South Africa's rand steadied against the dollar on Friday but faced further losses after a turbulent week in which it hit its weakest levels in more than a year as investors spooked by debt woes in the U.S. and Europe fled to safer havens like the yen.
Government bonds also took a breather after demand rose sharply earlier in the week as market players pushed out their expectations for a domestic rate rise to mid-2012 on a dimmer outlook for the global and South African economy.
South Africa's broad-based stocks index rose over 1 percent on Friday, led by retailers such as Mr. Price, which were bolstered by U.S. retail sales' biggest gain in three months in July.
The rand was at 7.18 to the dollar by 1550 GMT, off its weakest level of the day of 7.29 and up 0.21 percent from Thursday's close.

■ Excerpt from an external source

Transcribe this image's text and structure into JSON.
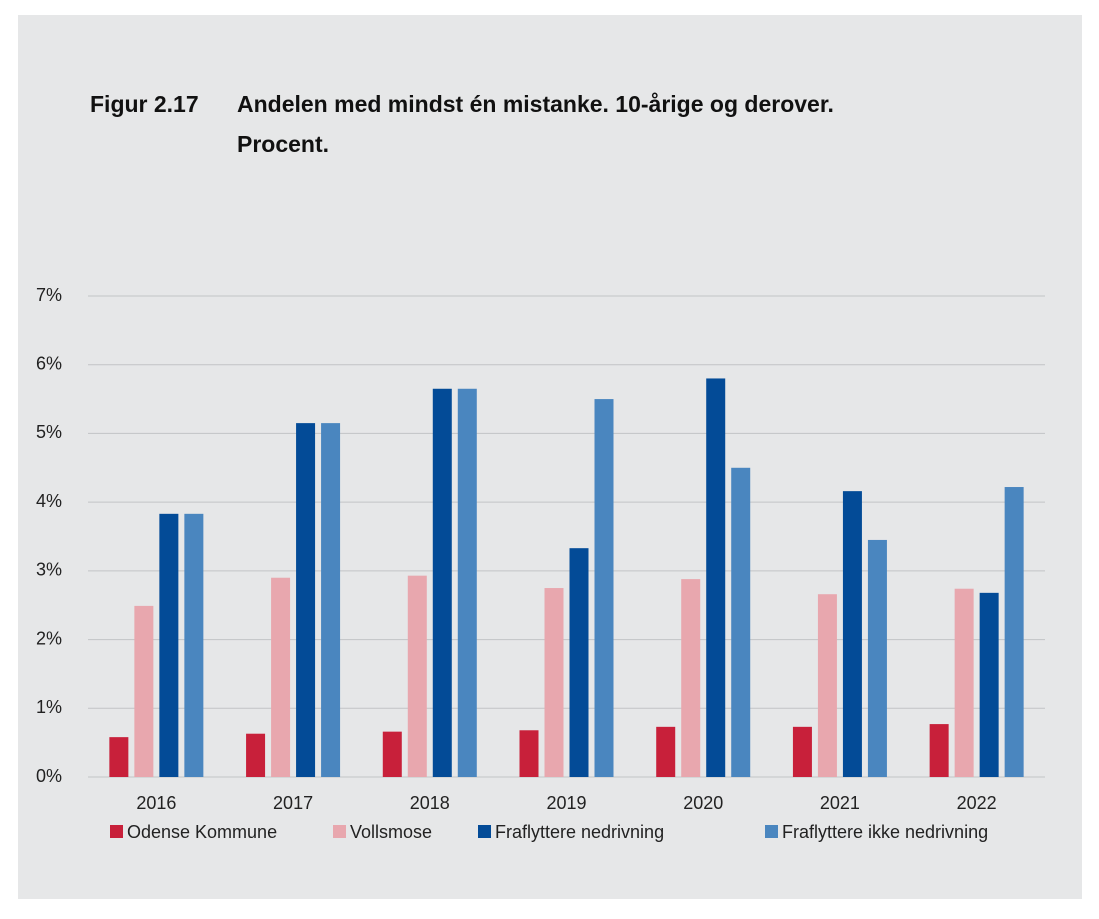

The currency was set to close the week about 4 percent weaker than the greenback after a heavy global sell-off triggered by S&P's downgrade of U.S. debt.
"For next week, a lot still depends on what's going to happen in the U.S. and Europe," said Paul Chakaduka, a trader at Global Trader.
"What's worrying at the moment is that gold has pulled back a long way from its highs and that doesn't bode well for the rand. But at the same time we're seeing equity markets pushing higher ... and that should have a positive impact on the currency. I would say it could trade from around 7.25 to 7.00."
Government bonds edged lower after strong gains at the start of the week, and yields climbed higher in tandem, with the benchmark four-year issue closing up a basis point at 7.01 percent.
The yield on the longer-dated 2026 bond tacked on 1.5 basis points to 8.39 percent.
"I think it's just a bit of cutting of positions more than anything else," a bond trader said of Friday's slight sell-off.
"We're also hearing rumours that guys are speculating the National Health Insurance plan may increase issuance but it's too premature."
South Africa's government is mulling a health insurance scheme to give greater access to healthcare for the country's poor, which would require 125 billion rand in 2012, according to a government policy paper released on Thursday.
RETAILERS LEAD GAINERS
Johannesburg's index of general retailers gained 2.4 percent, with all but one firm rising. Furniture retailer Lewis Group fell 1 percent to 79.59 rand after saying debtor costs rose in the first quarter.
Mr. Price added 5 percent to 73 rand.
The Top-40, Johannesburg's index of blue chips, climbed 1.25 percent to 26,626.27, while the broader All-Share index rose 1.14 percent to 29,826.40.
"At this stage shares are looking so cheap, our markets are looking so depressed, (news) like that is definitely going to spur some buying," said Byron Lotter, portfolio manager at Vestact.
"The reason our market is up 1.1 percent is because of the catch up it is playing from the U.S. yesterday."
The retailers' has outperformed the All-Share, banks, and the general mining sector indices year-to-date.
Spot gold prices weighed on Johannesburg-listed bullion miners as the precious metal lost some of its lustre as a safe haven commodity with the return of some risk appetite.
Spot gold backtracked to $1,728.49 an ounce at 1539GMT from record highs in previous sessions.
Harmony Gold was the biggest percentage loser of gold miners. It shed 2.9 percent to 99 rand.
News that British insurer Old Mutual was still very intent on getting rid of its stake in Nedbank helped boost South Africa's fourth-largest lender by a total 2.8 percent, to 135.24 rand.